Nathan Geraci is President of The ETF Store, Inc. and host of the weekly radio show “The ETF Store Show“.
Much has been written about the remarkable growth of Exchange Traded Funds (ETFs), along with their potential benefits. Lower costs, tax efficiency, and transparency are just a few of the possible advantages of using ETFs in your investment portfolio. However, a benefit that is sometimes overlooked is the simple fact that ETFs provide you with options.
Consider a relatively moderate investor in the 1990s. Back then, a well-diversified portfolio might have been comprised of 60% stocks and 40% bonds, the bulk of which represented U.S.-based companies. However, this common mix of primarily U.S. stocks and bonds was not necessarily used because it was deemed the best way to build an investment portfolio. Instead, other factors were at play, none of which had to do with determining the optimal mix of investments to provide the best risk-reward scenario for your portfolio.
For example, it has been well-documented that international stocks can provide diversification benefits to your portfolio. But 20 years ago, the ability for investors to invest in developed international economies, let alone emerging economies like China and India, were limited – and expensive. The same held true for broad-based commodities and precious metals – investments like gold, oil, and agriculture. If you wanted to own oil in your portfolio, you either had to buy (and store) barrels of oil in your backyard or play oil futures contracts – neither of which was a particularly attractive option.

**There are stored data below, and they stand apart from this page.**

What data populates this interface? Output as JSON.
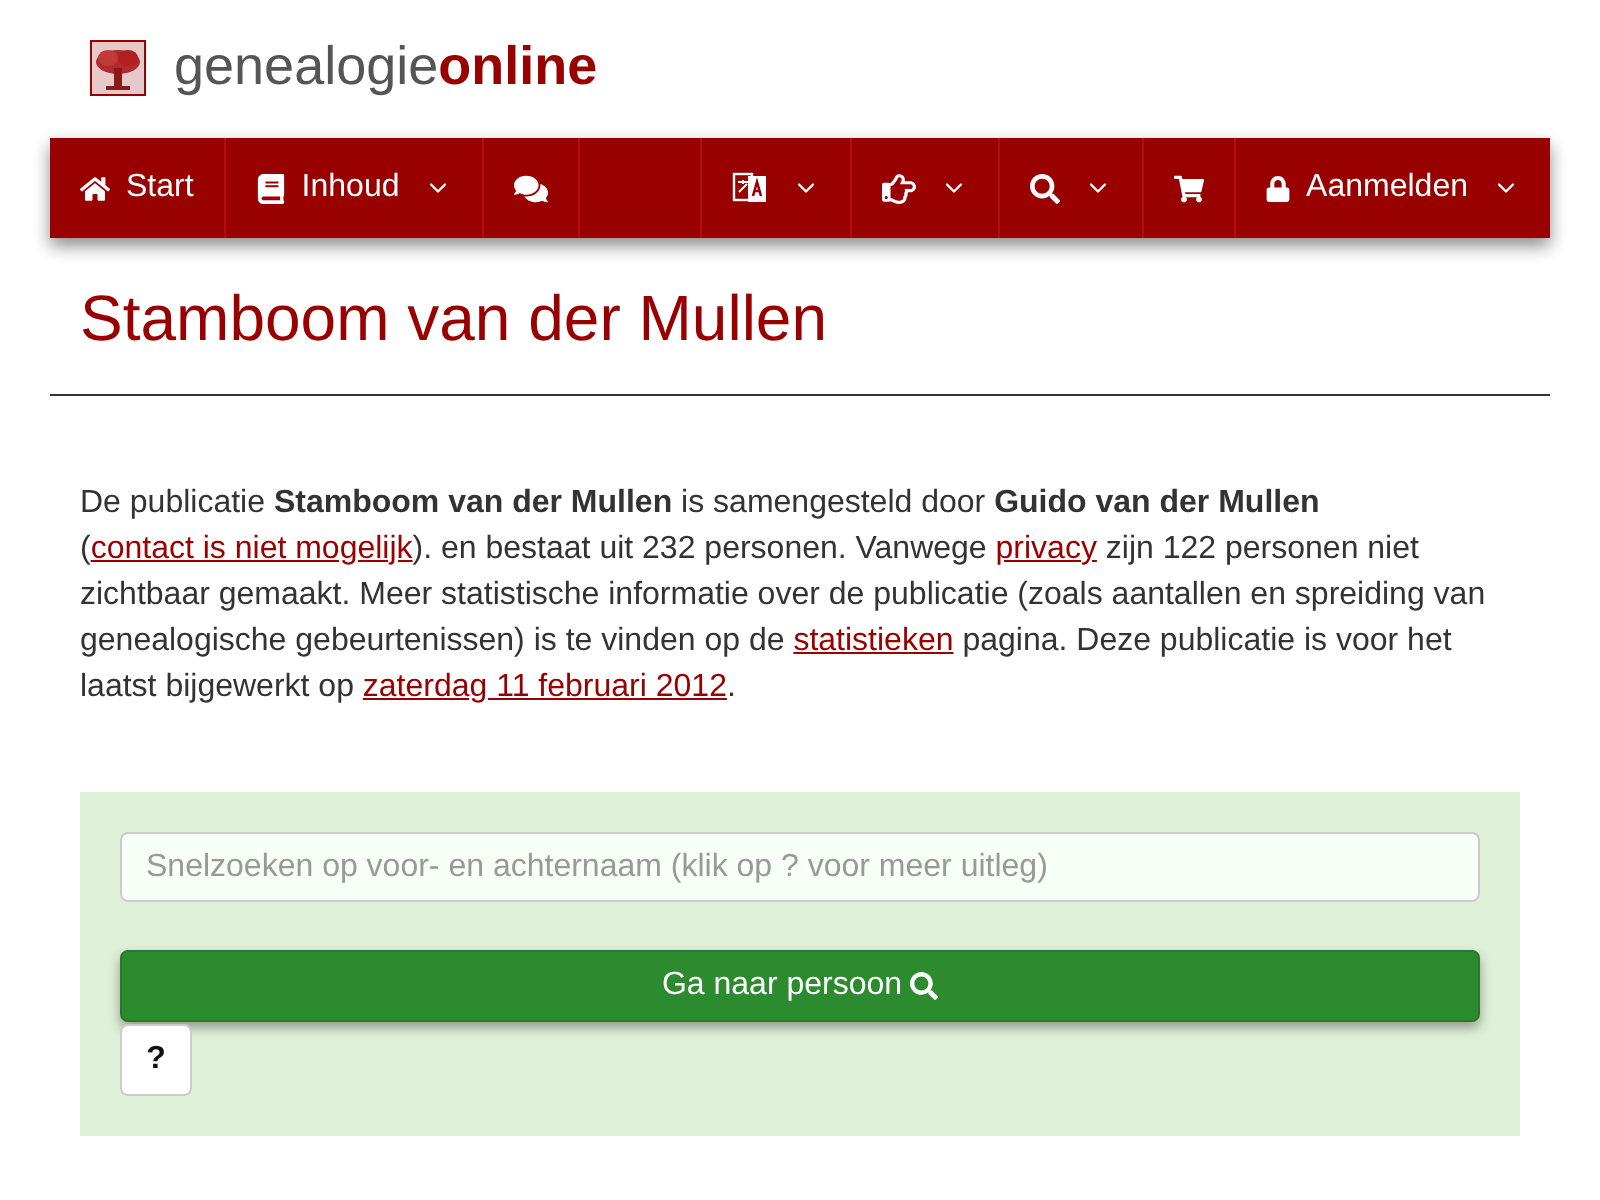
{
  "logo": {
    "text": "genealogie",
    "text_bold": "online"
  },
  "nav": {
    "left": [
      {
        "label": "Start",
        "dropdown": false
      },
      {
        "label": "Inhoud",
        "dropdown": true
      },
      {
        "dropdown": false
      }
    ],
    "right": [
      {
        "dropdown": true
      },
      {
        "dropdown": true
      },
      {
        "dropdown": true
      },
      {
        "dropdown": false
      },
      {
        "label": "Aanmelden",
        "dropdown": true
      }
    ]
  },
  "page_title": "Stamboom van der Mullen",
  "intro": [
    {
      "kind": "text",
      "text": "De publicatie **Stamboom van der Mullen** is samengesteld door **Guido van der Mullen** ("
    },
    {
      "kind": "link",
      "text": "contact is niet mogelijk"
    },
    {
      "kind": "text",
      "text": "). en bestaat uit 232 personen. Vanwege "
    },
    {
      "kind": "link",
      "text": "privacy"
    },
    {
      "kind": "text",
      "text": " zijn 122 personen niet zichtbaar gemaakt. Meer statistische informatie over de publicatie (zoals aantallen en spreiding van genealogische gebeurtenissen) is te vinden op de "
    },
    {
      "kind": "link",
      "text": "statistieken"
    },
    {
      "kind": "text",
      "text": " pagina. Deze publicatie is voor het laatst bijgewerkt op "
    },
    {
      "kind": "link",
      "text": "zaterdag 11 februari 2012"
    },
    {
      "kind": "text",
      "text": "."
    }
  ],
  "search": {
    "placeholder": "Snelzoeken op voor- en achternaam (klik op ? voor meer uitleg)",
    "button": "Ga naar persoon",
    "help_button": "?"
  }
}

The end result was investors simply found U.S. stocks and bonds more accessible and cost effective to invest in. Therefore, most investor portfolios looked a lot like the aforementioned 60/40 U.S.-centric one.
Fast forward to today where the proliferation of ETFs has changed the game for investors. Currently, there are over 1,700 Exchange Traded Products spanning seemingly every asset class imaginable. Want to invest in mainland China? There’s an ETF for that. Silver? Of course. Emerging market bonds? Yep.
A wonderful aspect of ETFs is that they can allow you to easily express your longer-term views on the market. Concerned about inflation? You might consider an ETF holding Treasury Inflation Protected Securities (TIPS) or maybe a physically-backed gold ETF. Think frontier markets such as Kuwait or Nigeria are the next up-and-coming economies and future drivers of global growth? You can invest in an ETF offering broad-based exposure to these early-stage economies.
When it comes to successful long-term investing, two of the biggest drivers are proper asset allocation (i.e. being in the right mix of investments for your situation) and diversification (i.e. owning a variety of investments). Since different investments will take turns outperforming in any given year, these are both critical to achieving positive investment outcomes. ETFs have made it significantly easier for investors to allocate assets and build a diversified portfolio in an efficient manner. And, as additional benefits, you might just lower your investment costs, reduce your tax bill, and have greater visibility into exactly what you own.